Toutes les recherches entreprises concernant l’identité de la jeune femme sont, jusqu’à présent, demeurées vaines : aucune personne correspondant à ce signalement n’a été portée disparue sur l’ensemble du territoire. À cause de la proximité de la gare, les investigations s’orientent donc maintenant du côté d’Anvers ou d’Amsterdam.

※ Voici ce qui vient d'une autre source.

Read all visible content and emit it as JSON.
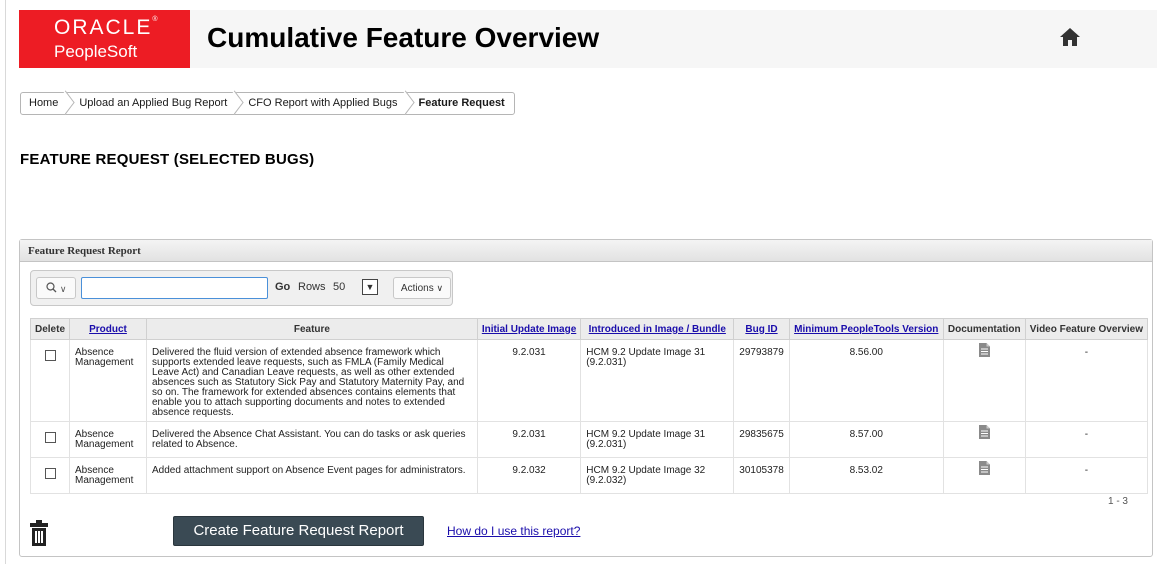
{
  "header": {
    "brand_line1": "ORACLE",
    "brand_line2": "PeopleSoft",
    "title": "Cumulative Feature Overview",
    "home_icon": "home-icon"
  },
  "breadcrumb": [
    "Home",
    "Upload an Applied Bug Report",
    "CFO Report with Applied Bugs",
    "Feature Request"
  ],
  "page_heading": "FEATURE REQUEST (SELECTED BUGS)",
  "region": {
    "title": "Feature Request Report",
    "toolbar": {
      "search_value": "",
      "go_label": "Go",
      "rows_label": "Rows",
      "rows_value": "50",
      "actions_label": "Actions"
    },
    "columns": [
      "Delete",
      "Product",
      "Feature",
      "Initial Update Image",
      "Introduced in Image / Bundle",
      "Bug ID",
      "Minimum PeopleTools Version",
      "Documentation",
      "Video Feature Overview"
    ],
    "rows": [
      {
        "product": "Absence Management",
        "feature": "Delivered the fluid version of extended absence framework which supports extended leave requests, such as FMLA (Family Medical Leave Act) and Canadian Leave requests, as well as other extended absences such as Statutory Sick Pay and Statutory Maternity Pay, and so on. The framework for extended absences contains elements that enable you to attach supporting documents and notes to extended absence requests.",
        "initial_update_image": "9.2.031",
        "introduced": "HCM 9.2 Update Image 31 (9.2.031)",
        "bug_id": "29793879",
        "min_tools": "8.56.00",
        "video": "-"
      },
      {
        "product": "Absence Management",
        "feature": "Delivered the Absence Chat Assistant. You can do tasks or ask queries related to Absence.",
        "initial_update_image": "9.2.031",
        "introduced": "HCM 9.2 Update Image 31 (9.2.031)",
        "bug_id": "29835675",
        "min_tools": "8.57.00",
        "video": "-"
      },
      {
        "product": "Absence Management",
        "feature": "Added attachment support on Absence Event pages for administrators.",
        "initial_update_image": "9.2.032",
        "introduced": "HCM 9.2 Update Image 32 (9.2.032)",
        "bug_id": "30105378",
        "min_tools": "8.53.02",
        "video": "-"
      }
    ],
    "pagination": "1 - 3",
    "create_button": "Create Feature Request Report",
    "help_link": "How do I use this report?"
  },
  "colors": {
    "brand_red": "#ed1c24",
    "button_dark": "#3a4a54",
    "link_blue": "#1a0dab"
  }
}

Un autre point intrigue la police : la ressemblance plus que curieuse (allure générale, mensurations, traits du visage, couleur des yeux et des cheveux, etc.) qui existe entre la morte et Simon Lecœur lui-même. La chose est à ce point troublante qu’on a pu penser un moment qu’il s’agissait d’un seul et même personnage : le charmant professeur de l’École franco-américaine aurait été une femme travestie. Cette hypothèse séduisante n’a toutefois pas été retenue, car le médecin de l’École avait examiné en détail le prétendu Simon, quelque deux semaines auparavant, et se portait garant de son appartenance au sexe masculin.

Ce praticien – le docteur Morgan – soignait Simon pour des troubles de la vue, troubles aigus, semble-t-il, bien que probablement d’origine nerveuse. Le disparu prétendait en effet souffrir de brusques baisses de sa vision (diminution de la luminosité des images rétiniennes), de plus en plus fréquentes et pouvant aller jusqu’à la cécité totale, durant parfois de longues minutes. Morgan, féru de psychanalyse, avait tout de suite pensé à un banal complexe d’Œdipe.

Le malade s’était contenté de lui répondre, en riant, qu’il n’avait rien à faire à Cologne. Cette plaisanterie absurde, jointe au thème des pavés disjoints, continuait de plonger le docteur dans une grande perplexité, et dans de nouveaux soupçons. Il n’est pas exclu, naturellement, que cet aveugle intermittent ait été un vulgaire simulateur, mais on en perçoit mal les mobiles, puisqu’il ne sollicitait de son employeur aucun congé de maladie, ni le moindre changement d’horaires.

De tous les personnages qui apparaissent dans son récit, l’un en tout cas – au moins – existe sans nul doute : la petite Marie. À partir de l’atelier abandonné, les enquêteurs ont retrouvé sans mal le café-brasserie où l’on ne sert pas de pizza. Un policier a surveillé cet établissement pendant plusieurs jours. La petite Marie, toujours en robe 1880, y est entrée le 21 au soir (elle venait, saura-t-on plus tard, régler une ancienne dette). À sa sortie, le policier l’a prise en filature. Il l’a suivie jusqu’à l’impasse Vercingétorix. Vers le milieu de la longue ruelle, des gens à nous sont intervenus. Ayant intercepté en douceur ce trop curieux gardien de l’ordre, ils l’ont ramené, de nouveau, à la case de départ.